Dar por hecho lo inevitable será nuestra vergüenza. Negarnos a sustentar las reclamaciones del colectivo trabajador en situación irregular será nuestro error, como individuos y como sociedad. El grito de los encerrados, de los manifestantes, apela directamente a nuestra conciencia, sea desde Lorca o desde Melilla, desde Algeciras o desde Barcelona. Deben saber que no están solos, que hay algo más que autoridades civiles, militares y eclesiásticas a su alrededor.
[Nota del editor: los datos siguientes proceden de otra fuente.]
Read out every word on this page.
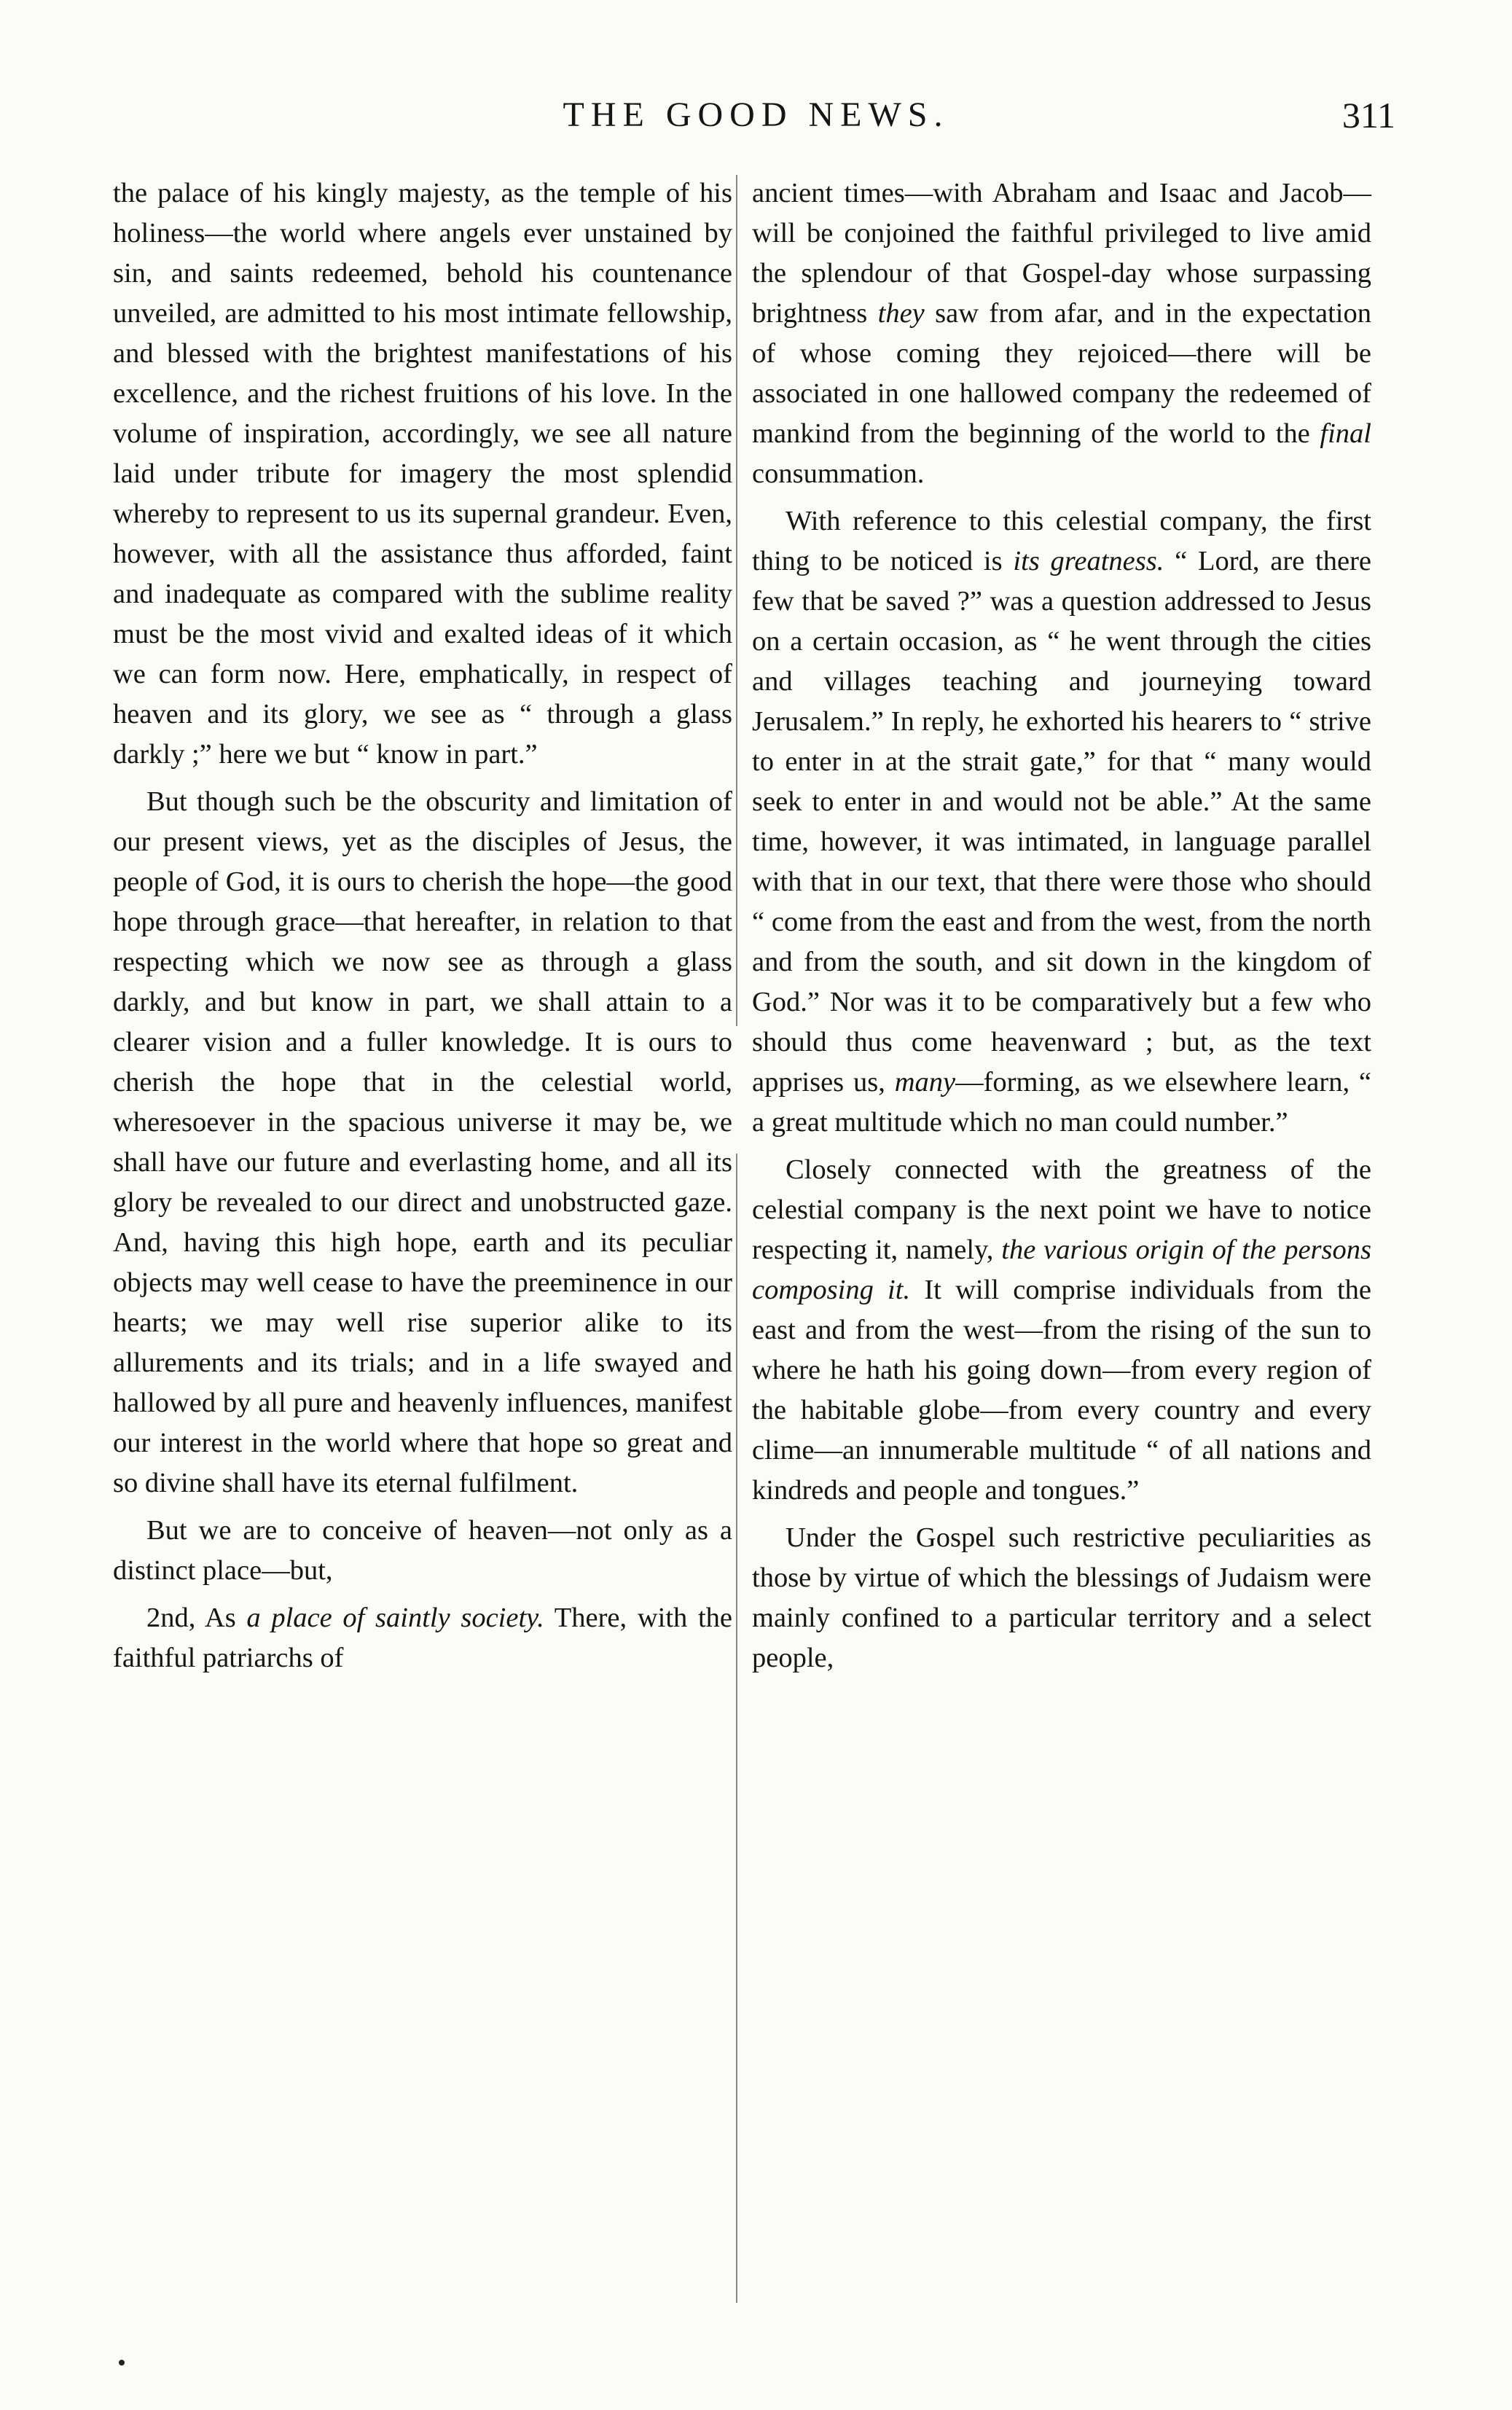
THE GOOD NEWS.	311

the palace of his kingly majesty, as the temple of his holiness—the world where angels ever unstained by sin, and saints redeemed, behold his countenance unveiled, are admitted to his most intimate fellowship, and blessed with the brightest manifestations of his excellence, and the richest fruitions of his love. In the volume of inspiration, accordingly, we see all nature laid under tribute for imagery the most splendid whereby to represent to us its supernal grandeur. Even, however, with all the assistance thus afforded, faint and inadequate as compared with the sublime reality must be the most vivid and exalted ideas of it which we can form now. Here, emphatically, in respect of heaven and its glory, we see as “ through a glass darkly ;” here we but “ know in part.”

But though such be the obscurity and limitation of our present views, yet as the disciples of Jesus, the people of God, it is ours to cherish the hope—the good hope through grace—that hereafter, in relation to that respecting which we now see as through a glass darkly, and but know in part, we shall attain to a clearer vision and a fuller knowledge. It is ours to cherish the hope that in the celestial world, wheresoever in the spacious universe it may be, we shall have our future and everlasting home, and all its glory be revealed to our direct and unobstructed gaze. And, having this high hope, earth and its peculiar objects may well cease to have the preeminence in our hearts; we may well rise superior alike to its allurements and its trials; and in a life swayed and hallowed by all pure and heavenly influences, manifest our interest in the world where that hope so great and so divine shall have its eternal fulfilment.

But we are to conceive of heaven—not only as a distinct place—but,

2nd, As a place of saintly society. There, with the faithful patriarchs of

ancient times—with Abraham and Isaac and Jacob—will be conjoined the faithful privileged to live amid the splendour of that Gospel-day whose surpassing brightness they saw from afar, and in the expectation of whose coming they rejoiced—there will be associated in one hallowed company the redeemed of mankind from the beginning of the world to the final consummation.

With reference to this celestial company, the first thing to be noticed is its greatness. “ Lord, are there few that be saved ?” was a question addressed to Jesus on a certain occasion, as “ he went through the cities and villages teaching and journeying toward Jerusalem.” In reply, he exhorted his hearers to “ strive to enter in at the strait gate,” for that “ many would seek to enter in and would not be able.” At the same time, however, it was intimated, in language parallel with that in our text, that there were those who should “ come from the east and from the west, from the north and from the south, and sit down in the kingdom of God.” Nor was it to be comparatively but a few who should thus come heavenward ; but, as the text apprises us, many—forming, as we elsewhere learn, “ a great multitude which no man could number.”

Closely connected with the greatness of the celestial company is the next point we have to notice respecting it, namely, the various origin of the persons composing it. It will comprise individuals from the east and from the west—from the rising of the sun to where he hath his going down—from every region of the habitable globe—from every country and every clime—an innumerable multitude “ of all nations and kindreds and people and tongues.”

Under the Gospel such restrictive peculiarities as those by virtue of which the blessings of Judaism were mainly confined to a particular territory and a select people,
Y otra vergüenza será permitir que antiguos explotados (pienso en esa zona, la Murcia de mis ancestros, que tanto debe a los permisos de residencia y trabajo en tierra extraña) se crean con derecho a practicar la trata de inmigrantes. Y otra más: consentir en que se les devuelva porque se ha decretado que son innecesarios. Y aún otra: admitir que se establezcan cupos para que venga gente de usar y tirar.
No es verdad que las cosas no puedan cambiarse. Pero hay que desear verdaderamente el cambio, hay que creer en él y trabajarlo. Quizá los inmigrantes no puedan hacer nada para anular la injusticia. A nosotros, en cambio, no nos faltan ni voz ni ocasiones para sacudirnos de encima las múltiples vergüenzas.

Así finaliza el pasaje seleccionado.